Old Earth's clunky cameo is a false note for opposing reasons. If KraKon is scenery-chewing space-opera, Old Earth is tongue-in-cheek self-indulgence. The McGuffin-y scavenger hunt that leads Lyra and Starbrite to Earth is because "Old Earth" is still filled with the research and genius of the mid-20th century. And no matter how far humanity has come, the hard drives at the National Science Foundation will still have all the answers. This prompts a surreal little field trip (complete with exposition about melting ice caps and the remaining "troglodyte tribes of humans") that essentially amounts to walking down Connecticut Avenue and plugging in their space-iPods. If the Dark Horde weren't already there, ready to ambush, it would've been completely meaningless. As it was, it merely sounded like strange, contemporary aggrandizement. "Sure, they'll have light-fighter-star-drive-quantum-holographs in the 26th century, but, by gum, they'll still need our data!".

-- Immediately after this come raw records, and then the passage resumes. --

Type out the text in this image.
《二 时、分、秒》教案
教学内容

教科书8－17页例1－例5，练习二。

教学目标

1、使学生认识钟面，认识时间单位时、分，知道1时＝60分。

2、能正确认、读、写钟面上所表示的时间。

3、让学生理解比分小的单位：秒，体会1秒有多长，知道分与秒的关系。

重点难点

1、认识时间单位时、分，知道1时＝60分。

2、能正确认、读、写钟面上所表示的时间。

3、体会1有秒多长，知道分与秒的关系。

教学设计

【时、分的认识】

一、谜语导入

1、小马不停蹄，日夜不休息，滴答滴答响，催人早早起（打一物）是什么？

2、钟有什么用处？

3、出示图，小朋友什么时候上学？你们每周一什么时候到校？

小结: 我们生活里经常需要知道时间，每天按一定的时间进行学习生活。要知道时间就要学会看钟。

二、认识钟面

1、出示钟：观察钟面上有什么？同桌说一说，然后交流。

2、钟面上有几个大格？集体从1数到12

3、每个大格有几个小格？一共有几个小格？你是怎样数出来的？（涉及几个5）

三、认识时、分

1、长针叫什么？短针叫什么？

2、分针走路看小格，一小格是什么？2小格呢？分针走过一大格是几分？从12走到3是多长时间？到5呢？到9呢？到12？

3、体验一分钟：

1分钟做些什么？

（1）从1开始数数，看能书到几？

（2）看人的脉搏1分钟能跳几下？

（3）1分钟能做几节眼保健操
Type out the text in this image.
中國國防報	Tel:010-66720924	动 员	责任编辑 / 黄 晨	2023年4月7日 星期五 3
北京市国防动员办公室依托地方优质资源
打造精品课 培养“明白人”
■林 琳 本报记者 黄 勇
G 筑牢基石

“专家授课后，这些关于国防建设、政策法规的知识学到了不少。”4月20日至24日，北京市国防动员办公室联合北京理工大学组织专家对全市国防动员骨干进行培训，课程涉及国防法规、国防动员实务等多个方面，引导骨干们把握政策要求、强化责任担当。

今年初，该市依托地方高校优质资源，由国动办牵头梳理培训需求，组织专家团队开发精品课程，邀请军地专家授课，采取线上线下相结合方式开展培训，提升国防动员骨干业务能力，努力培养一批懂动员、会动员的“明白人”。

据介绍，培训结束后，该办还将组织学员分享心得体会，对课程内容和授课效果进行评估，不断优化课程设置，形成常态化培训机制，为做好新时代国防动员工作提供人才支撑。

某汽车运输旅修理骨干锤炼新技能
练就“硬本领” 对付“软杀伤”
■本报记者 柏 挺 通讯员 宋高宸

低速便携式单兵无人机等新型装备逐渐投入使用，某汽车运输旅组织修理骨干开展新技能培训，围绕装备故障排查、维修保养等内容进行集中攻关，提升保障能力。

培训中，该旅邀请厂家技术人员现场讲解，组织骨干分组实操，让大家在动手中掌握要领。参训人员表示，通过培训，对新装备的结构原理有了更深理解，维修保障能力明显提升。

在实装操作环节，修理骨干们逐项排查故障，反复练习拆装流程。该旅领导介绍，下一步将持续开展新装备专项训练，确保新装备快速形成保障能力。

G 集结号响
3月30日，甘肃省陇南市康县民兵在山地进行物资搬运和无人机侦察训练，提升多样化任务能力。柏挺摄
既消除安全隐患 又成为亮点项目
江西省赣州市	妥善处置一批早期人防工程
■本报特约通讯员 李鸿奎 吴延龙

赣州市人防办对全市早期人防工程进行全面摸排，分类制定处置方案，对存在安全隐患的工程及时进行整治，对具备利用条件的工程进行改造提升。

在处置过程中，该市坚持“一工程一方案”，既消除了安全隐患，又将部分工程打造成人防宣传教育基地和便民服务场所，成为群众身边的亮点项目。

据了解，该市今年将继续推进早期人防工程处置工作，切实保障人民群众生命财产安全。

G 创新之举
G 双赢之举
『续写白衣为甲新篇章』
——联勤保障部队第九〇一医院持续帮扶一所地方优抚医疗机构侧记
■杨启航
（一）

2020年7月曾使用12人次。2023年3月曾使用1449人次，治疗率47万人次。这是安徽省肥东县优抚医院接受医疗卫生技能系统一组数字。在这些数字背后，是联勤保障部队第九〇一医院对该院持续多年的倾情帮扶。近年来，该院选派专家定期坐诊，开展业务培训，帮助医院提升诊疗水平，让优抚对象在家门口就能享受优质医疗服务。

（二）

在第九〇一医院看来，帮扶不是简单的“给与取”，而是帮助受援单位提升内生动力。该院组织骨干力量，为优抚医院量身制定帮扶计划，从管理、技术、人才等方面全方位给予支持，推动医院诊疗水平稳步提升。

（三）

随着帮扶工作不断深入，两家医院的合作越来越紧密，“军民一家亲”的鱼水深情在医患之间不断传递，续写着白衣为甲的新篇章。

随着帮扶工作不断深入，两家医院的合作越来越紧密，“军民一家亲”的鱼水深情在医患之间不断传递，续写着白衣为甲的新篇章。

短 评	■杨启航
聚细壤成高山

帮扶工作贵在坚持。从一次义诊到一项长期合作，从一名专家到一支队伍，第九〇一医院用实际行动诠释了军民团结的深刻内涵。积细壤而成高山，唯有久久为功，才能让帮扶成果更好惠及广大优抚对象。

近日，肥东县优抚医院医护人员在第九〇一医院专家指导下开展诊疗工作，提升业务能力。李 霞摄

If you like your space opera long on science and short on character, there are worse places to start than Quas Starbrite. Mr. Berry explores a different theory in every chapter and demonstrates how each one can be put to practical use in fending off armies of cyborg invaders. A handy guide to the alien apocalypse and, even if the Dark Horde never shows, Captain Starbrite's space acrobatics are worth the price of admission.